Buddy Guy, Keeping the Blues Alive at the Age of 87

Blues, a genre rich in history and roots, has always thrived on its respect for the past, especially when younger musicians pay homage to their musical forefathers. Names like Muddy Waters, Howlin’ Wolf, and the three Kings – Albert, Freddie, and B.B. – resonate in the annals of blues history.

Unfortunately, many of these pillars have become part of a history book, leaving legends like Buddy Guy as some of the last remnants of the Chicago blues music scene, where clubs were alive with the sounds of Otis Rush, Magic Sam, Little Walter, Willie Dixon, and, of course, Muddy Waters and Howlin’ Wolf.

PBS, recognizing the impact of Buddy Guy, who recently celebrated his 87th birthday, released the documentary “Buddy Guy: The Blues Chase the Blues Away” as part of the American Masters series.

The documentary coincided with the announcement of Guy’s “Damn Right Farewell Tour,” marking a shift from his decades-long touring schedule.

Scheduled to play at K-State’s McCain Auditorium on November 5, Buddy Guy remains dedicated to preserving the blues, a genre often eclipsed by contemporary music.

In a recent phone interview, Guy highlighted the need to support the blues, especially when mainstream radio stations seldom feature it. “The way they treat the blues now, you don’t hear it on your big radio stations anymore,” Guy lamented.

“Your big AM/FM stations don’t play blues hardly anymore. So whatever little I can do to help keep blues alive, I’m open for it.”

But what exactly is Buddy Guy’s contribution to the blues, and why is he so committed to its survival?

Buddy Guy, A Journey from the Fields to the Stage

The documentary “Buddy Guy: The Blues Chase the Blues Away” takes viewers on a 1-hour and 23-minute journey through the life of Buddy Guy.

It includes original interviews with Guy himself and notable musicians like John Mayer, Carlos Santana, Gary Clark, Jr., and Christone “Kingfish” Ingram.

Buddy Guy
Buddy Guy (Credit: Getty Images)

However, it is not just a biographical documentary; it’s a travelogue that delves into Guy’s life.

The documentary starts in the fields of Louisiana where Buddy Guy and his sharecropping family worked.

A section of the highway was named after him in December 2018, an acknowledgment of his significant contributions.

From those humble beginnings, the film tracks Guy’s journey to Chicago in the 1950s when the city was alive with the sounds of blues music.

Guy had arrived in Chicago with just a guitar and a suit to his name.

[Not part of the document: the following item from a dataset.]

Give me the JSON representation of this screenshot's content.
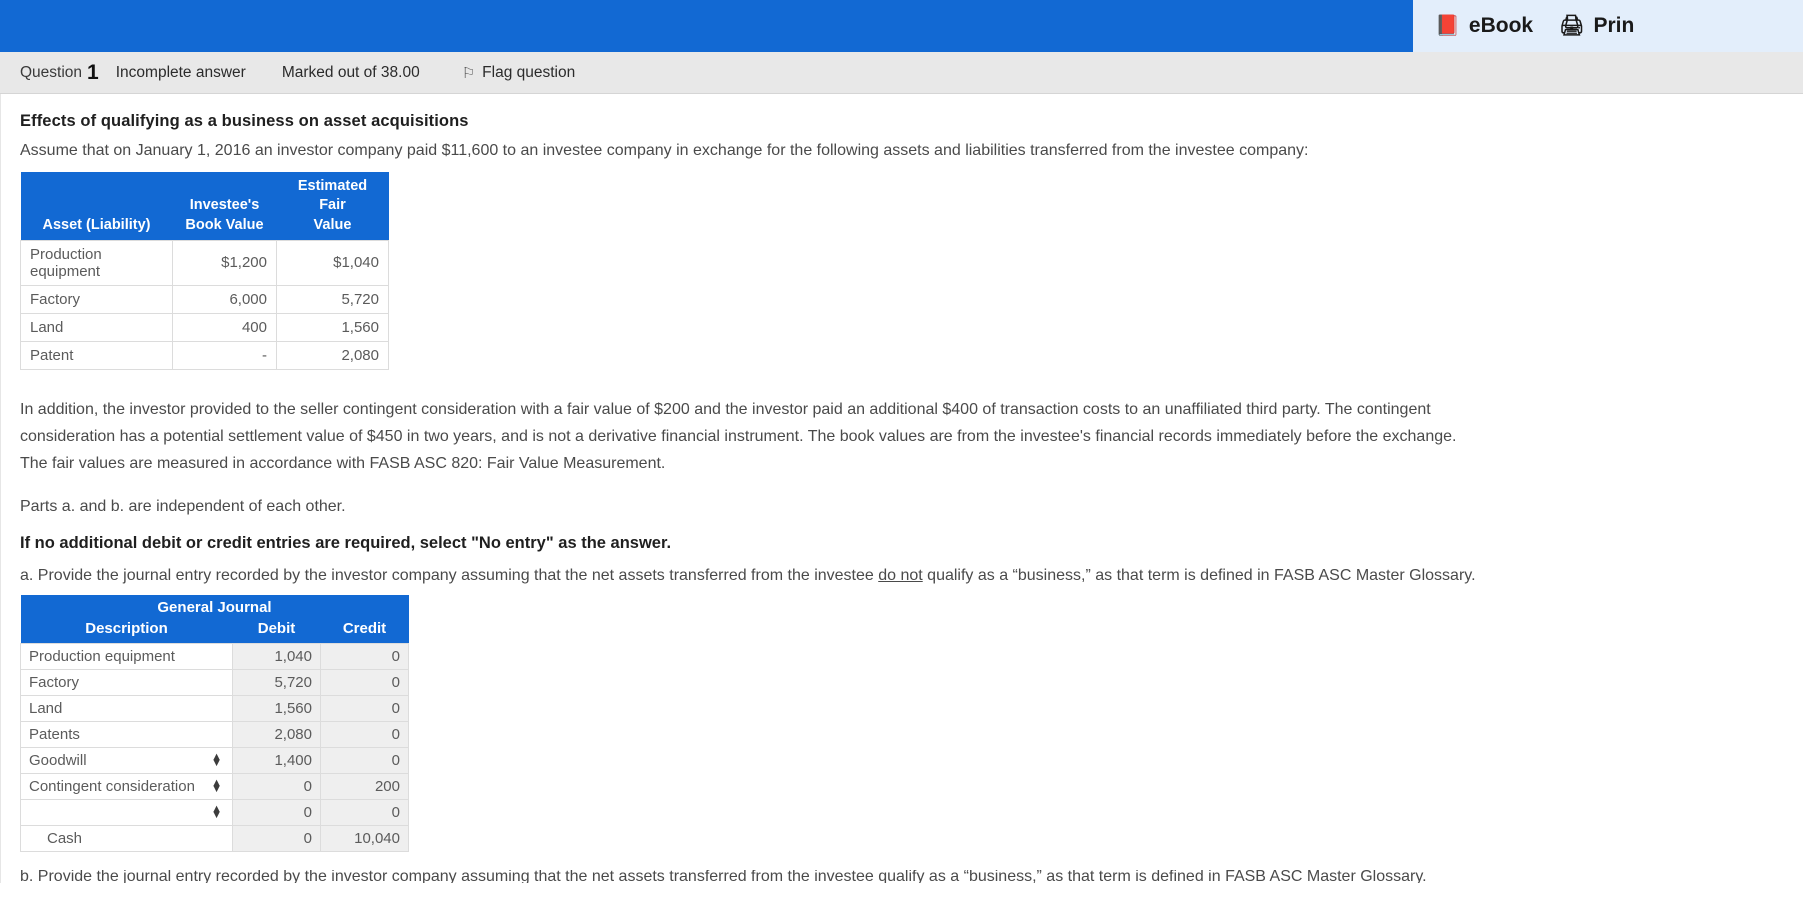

His intention was to find a day job and enjoy the blues played by legends like Muddy Waters and Little Walter.

However, destiny had different plans for him. Waters took the young musician under his wing, and this was a pivotal moment in Guy’s career.

“Sixty-five years ago last year, I’d just gotten to Chicago, and I wasn’t looking to be a professional musician,” Guy recalled. “I’d left Louisiana because they told me I could go to Chicago, get a day job, and wouldn’t have to pay to see Muddy Waters, Little Walter, Sonny Boy Williamson, and all those guys.

I was looking for a day job because I didn’t think I was good enough to play with them.”

Guy’s introduction to the Chicago blues scene was a memorable one. “I learned how to play Lightnin’ Hopkins, Jimmy Reed, and a few Muddy Waters licks.

I hadn’t eaten in three days, and a guy took me to the 708, a famous blues club on 47th Street in Chicago. I went up and played a number with the late Otis Rush, and somebody called Muddy Waters.

He got out of his van and, because he heard I was telling people how hungry I was, he brought me a bologna sandwich.”

Word spread quickly about Guy’s guitar skills, and he soon began recording for Cobra Records before landing at Chess Records, where his mentor Muddy Waters paved the way.

This period led to collaborations with other label artists, further solidifying Guy’s place in the blues.

Guy’s unique blend of showmanship and skill caught the attention of British guitar icons like Jimmy Page, Jeff Beck, and Eric Clapton, as well as American guitar virtuoso Jimi Hendrix.

When asked about his first encounter with Hendrix in 1968, Guy chuckled and said, “You should ask what he thought of me, because he told me he came from a gig to come to see me play because he’d picked up some things from me.”